23. Wat zijn de verschillen tussen vragen over niet-gespecificeerde kenmerkende aspecten en kenmerkende aspecten die van een context en voorbeelden zijn voorzien?
24. Worden de historische contexten geregeld vervangen?
25.
Moeten de leerlingen de kenmerkende aspecten letterlijk kunnen weergeven?

26. Vanaf wanneer is de verlichting van het examenprogramma havo van kracht?

1. Waarover gaat het centraal examen vanaf 2015?

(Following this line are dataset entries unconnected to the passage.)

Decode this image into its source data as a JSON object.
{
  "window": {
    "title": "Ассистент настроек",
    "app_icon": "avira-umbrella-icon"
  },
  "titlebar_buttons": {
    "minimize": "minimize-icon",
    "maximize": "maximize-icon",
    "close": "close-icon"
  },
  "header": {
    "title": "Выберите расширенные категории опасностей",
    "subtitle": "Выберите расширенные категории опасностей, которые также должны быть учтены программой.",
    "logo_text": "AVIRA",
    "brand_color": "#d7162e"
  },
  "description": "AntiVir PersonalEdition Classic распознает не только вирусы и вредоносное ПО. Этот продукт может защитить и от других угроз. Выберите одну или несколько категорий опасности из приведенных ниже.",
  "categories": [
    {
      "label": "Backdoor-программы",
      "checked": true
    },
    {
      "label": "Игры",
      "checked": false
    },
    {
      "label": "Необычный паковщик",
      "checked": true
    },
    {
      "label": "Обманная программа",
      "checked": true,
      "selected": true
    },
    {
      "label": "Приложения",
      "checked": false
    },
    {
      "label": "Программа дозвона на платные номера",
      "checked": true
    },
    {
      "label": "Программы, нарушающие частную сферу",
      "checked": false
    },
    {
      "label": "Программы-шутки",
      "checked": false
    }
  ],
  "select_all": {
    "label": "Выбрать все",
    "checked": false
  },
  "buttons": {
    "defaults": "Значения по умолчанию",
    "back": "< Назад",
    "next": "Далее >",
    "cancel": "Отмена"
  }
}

Het centraal examen heeft vanaf 2015 betrekking op historische vaardigheden (domein A) en op oriëntatiekennis (domein B). Voor elk van de 49 kenmerkende aspecten van de tien tijdvakken geldt dat de leerling ´een passend voorbeeld´ moet kunnen geven ´van een gebeurtenis, ontwikkeling, verschijnsel of handeling dan wel een gedachtegang van een persoon en vervolgens dit voorbeeld moet kunnen gebruiken om het betreffende aspect te verduidelijken´. Voor een aantal kenmerkende aspecten is echter, in een aantal historische contexten, voorgeschreven welke voorbeelden de leerlingen moeten kennen.
Bron: Examenblad

 

Terug

 

2. Wat is de functie van de syllabus?

Het College voor Examens (CvE) geeft in een syllabus, die in beginsel jaarlijks verschijnt, een toelichting op het CE-deel van het examenprogramma. Behalve een beschrijving van de exameneisen voor een centraal examen kan de syllabus verdere informatie over het centraal examen bevatten, bijvoorbeeld over een of meer van de volgende onderwerpen: specificaties van examenstof, begrippenlijsten, bekend veronderstelde onderdelen van domeinen of exameneenheden die verplicht zijn op het schoolexamen, bekend veronderstelde voorkennis uit de onderbouw, bijzondere vormen van examinering (zoals computerexamens), voorbeeldopgaven, toelichting op de vraagstelling, toegestane hulpmiddelen.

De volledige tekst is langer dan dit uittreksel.